We will use OneHotEncoder to convert the categorical features into a numerical format that the models can process:

# Separate features (X) and target (y)
X = df.drop('User_Preference', axis=1)
y = df['User_Preference']
 
# Use OneHotEncoder to convert categorical features
ohe = OneHotEncoder(handle_unknown='ignore', sparse_output=False)
X_encoded = ohe.fit_transform(X)
 
# Get the new feature names for better interpretation
feature_names = ohe.get_feature_names_out(X.columns)
target_names = np.unique(y)
 
#print("\nEncoded Features (first 5 rows):\n", X_encoded[:5])
#print("\nEncoded Feature Names:\n", feature_names)
 
# Split the data into training and testing sets
X_train, X_test, y_train, y_test = train_test_split(X_encoded, y, test_size=0.2, random_state=42)

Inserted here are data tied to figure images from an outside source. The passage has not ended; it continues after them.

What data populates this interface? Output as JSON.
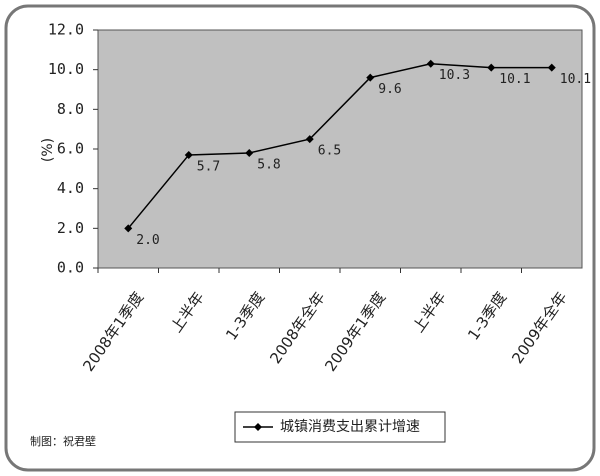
{
  "chart_data": {
    "type": "line",
    "y_label": "(%)",
    "categories": [
      "2008年1季度",
      "上半年",
      "1-3季度",
      "2008年全年",
      "2009年1季度",
      "上半年",
      "1-3季度",
      "2009年全年"
    ],
    "series": [
      {
        "name": "城镇消费支出累计增速",
        "color": "#000000",
        "values": [
          2.0,
          5.7,
          5.8,
          6.5,
          9.6,
          10.3,
          10.1,
          10.1
        ],
        "value_labels": [
          "2.0",
          "5.7",
          "5.8",
          "6.5",
          "9.6",
          "10.3",
          "10.1",
          "10.1"
        ]
      }
    ],
    "ylim": [
      0,
      12
    ],
    "yticks": [
      {
        "value": 0,
        "label": "0.0"
      },
      {
        "value": 2,
        "label": "2.0"
      },
      {
        "value": 4,
        "label": "4.0"
      },
      {
        "value": 6,
        "label": "6.0"
      },
      {
        "value": 8,
        "label": "8.0"
      },
      {
        "value": 10,
        "label": "10.0"
      },
      {
        "value": 12,
        "label": "12.0"
      }
    ],
    "plot_background": "#c0c0c0",
    "legend": "bottom",
    "credit": "制图：祝君壁"
  }
}
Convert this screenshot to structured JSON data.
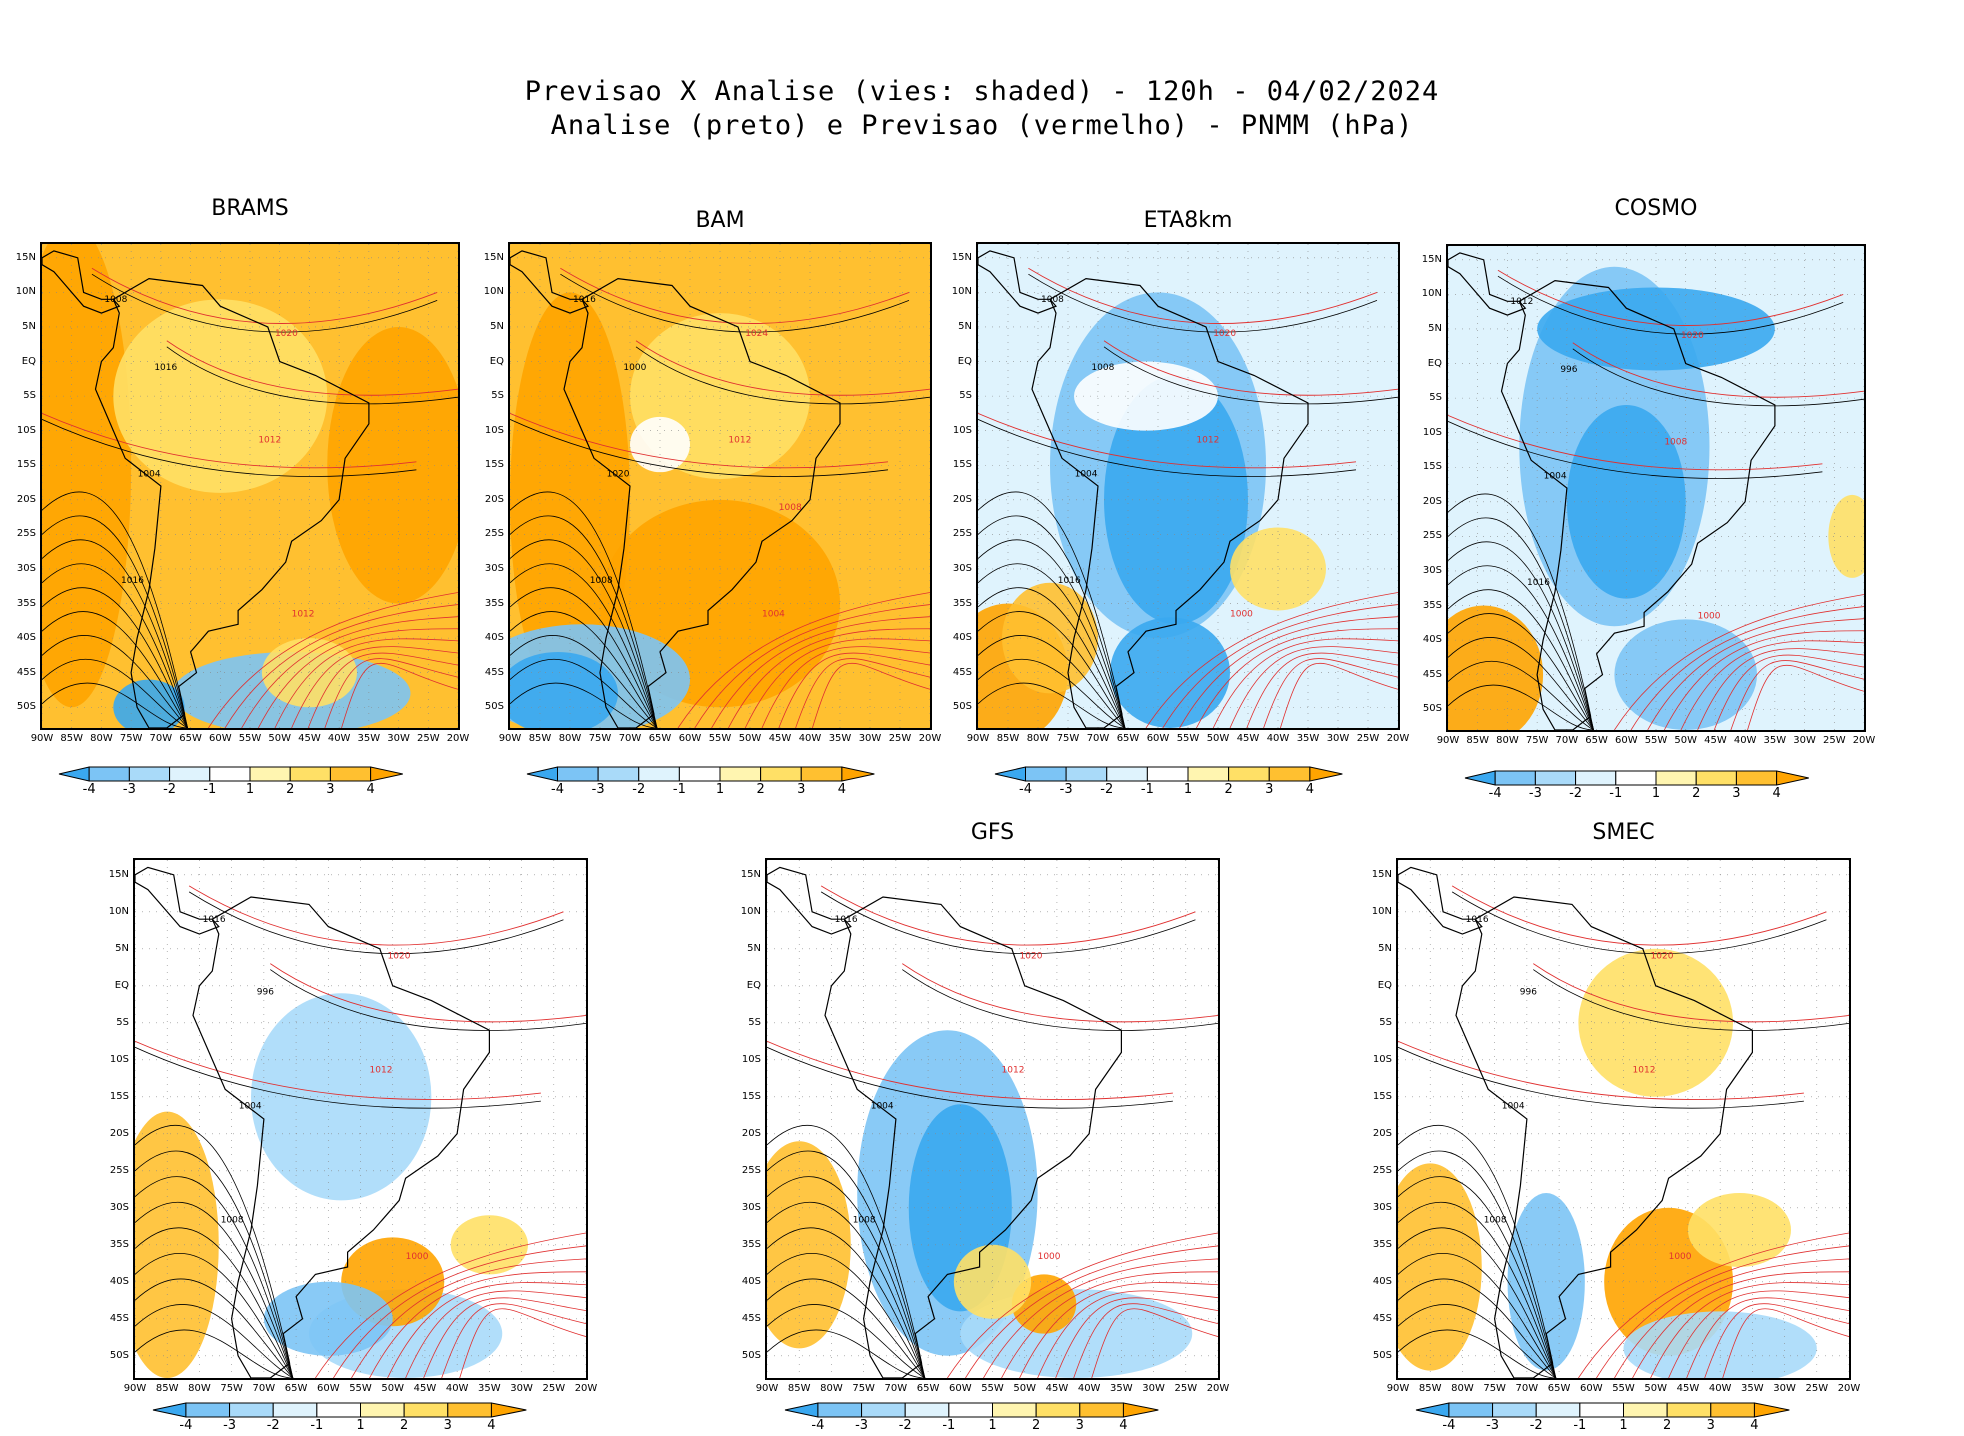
{
  "title": {
    "line1": "Previsao X Analise (vies: shaded) - 120h - 04/02/2024",
    "line2": "Analise (preto) e Previsao (vermelho) - PNMM (hPa)"
  },
  "axes": {
    "lat_ticks": [
      "15N",
      "10N",
      "5N",
      "EQ",
      "5S",
      "10S",
      "15S",
      "20S",
      "25S",
      "30S",
      "35S",
      "40S",
      "45S",
      "50S"
    ],
    "lon_ticks": [
      "90W",
      "85W",
      "80W",
      "75W",
      "70W",
      "65W",
      "60W",
      "55W",
      "50W",
      "45W",
      "40W",
      "35W",
      "30W",
      "25W",
      "20W"
    ]
  },
  "colorbar": {
    "labels": [
      "-4",
      "-3",
      "-2",
      "-1",
      "1",
      "2",
      "3",
      "4"
    ],
    "colors": [
      "#3aa8f0",
      "#7cc4f5",
      "#a9daf9",
      "#dff3fd",
      "#ffffff",
      "#fff5b0",
      "#ffe066",
      "#ffc030",
      "#ffa400"
    ]
  },
  "contour_colors": {
    "analysis": "#000000",
    "forecast": "#e03030"
  },
  "chart_data": [
    {
      "type": "heatmap",
      "model": "BRAMS",
      "title": "BRAMS",
      "bias_tendency": "positive",
      "isobars": [
        "1008",
        "1012",
        "1016",
        "1020",
        "1004",
        "1012",
        "1016"
      ]
    },
    {
      "type": "heatmap",
      "model": "BAM",
      "title": "BAM",
      "bias_tendency": "positive",
      "isobars": [
        "1016",
        "1012",
        "1008",
        "1024",
        "1020",
        "1004",
        "1000",
        "1008"
      ]
    },
    {
      "type": "heatmap",
      "model": "ETA8km",
      "title": "ETA8km",
      "bias_tendency": "negative",
      "isobars": [
        "1008",
        "1012",
        "1016",
        "1020",
        "1004",
        "1000",
        "1008"
      ]
    },
    {
      "type": "heatmap",
      "model": "COSMO",
      "title": "COSMO",
      "bias_tendency": "negative",
      "isobars": [
        "1012",
        "1008",
        "1016",
        "1020",
        "1004",
        "1000",
        "996"
      ]
    },
    {
      "type": "heatmap",
      "model": "",
      "title": "",
      "bias_tendency": "mixed",
      "isobars": [
        "1016",
        "1012",
        "1008",
        "1020",
        "1004",
        "1000",
        "996"
      ]
    },
    {
      "type": "heatmap",
      "model": "GFS",
      "title": "GFS",
      "bias_tendency": "negative",
      "isobars": [
        "1016",
        "1012",
        "1008",
        "1020",
        "1004",
        "1000"
      ]
    },
    {
      "type": "heatmap",
      "model": "SMEC",
      "title": "SMEC",
      "bias_tendency": "mixed",
      "isobars": [
        "1016",
        "1012",
        "1008",
        "1020",
        "1004",
        "1000",
        "996"
      ]
    }
  ]
}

Model 1: Decision Tree Classifier

A single Decision Tree makes decisions by creating a set of simple, transparent rules. This model provides an interpretable baseline for our recommendation system.

# Instantiate and train the Decision Tree model
dt_model = DecisionTreeClassifier(random_state=42, max_depth=3) # Limit depth for visualization
dt_model.fit(X_train, y_train)
 
# Make predictions on the test set and evaluate performance
dt_pred = dt_model.predict(X_test)
 
print(f"D-Tree Accuracy: {accuracy_score(y_test, dt_pred):.2f}")
 
printdf(
  pd.DataFrame(classification_report(y_test, dt_pred, target_names=target_names, output_dict=True))
)
 
# Visualize the Decision Tree to see its rules
plt.figure(figsize=(20, 10))
plot_tree(dt_model,
          feature_names=feature_names,
          class_names=target_names,
          filled=True,
          rounded=True,
          fontsize=10)
plt.title("Decision Tree for Product Recommendation", fontsize=16)
plt.savefig('decision_tree_recommendation.png')
plt.show()

D-Tree Accuracy: 1.00

	Disliked	Liked	accuracy	macro avg	weighted avg
precision	1	1	1	1	1
recall	1	1	1	1	1
f1-score	1	1	1	1	1
support	2	2	1	4	4

png

Model 2: Random Forest Classifier (Refinement)

To improve performance and robustness, we use a Random Forest. This model builds a collection of decision trees and aggregates their predictions to make a final, more accurate decision. This approach reduces the risk of a single tree overfitting to the training data.

# Instantiate and train the Random Forest model
rf_model = RandomForestClassifier(n_estimators=100, random_state=42)
rf_model.fit(X_train, y_train)
 
# Make predictions on the test set and evaluate performance
rf_pred = rf_model.predict(X_test)
 
print(f"Accuracy: {accuracy_score(y_test, rf_pred):.2f}")
 
printdf(
  pd.DataFrame(classification_report(y_test, rf_pred, target_names=target_names, output_dict=True))
)

Accuracy: 1.00

	Disliked	Liked	accuracy	macro avg	weighted avg
precision	1	1	1	1	1
recall	1	1	1	1	1
f1-score	1	1	1	1	1
support	2	2	1	4	4

Explanation

By comparing the performance metrics, you will typically observe that the Random Forest provides a more accurate and robust result than a single Decision Tree. While the Decision Tree gives us a clear, interpretable set of rules, the Random Forest's collective intelligence from multiple trees makes it more reliable for predicting user preferences. This demonstrates a common trade-off in machine learning: a simpler model is easier to interpret, but a more complex ensemble model often provides superior predictive power, leading to better recommendations and a more satisfied user base.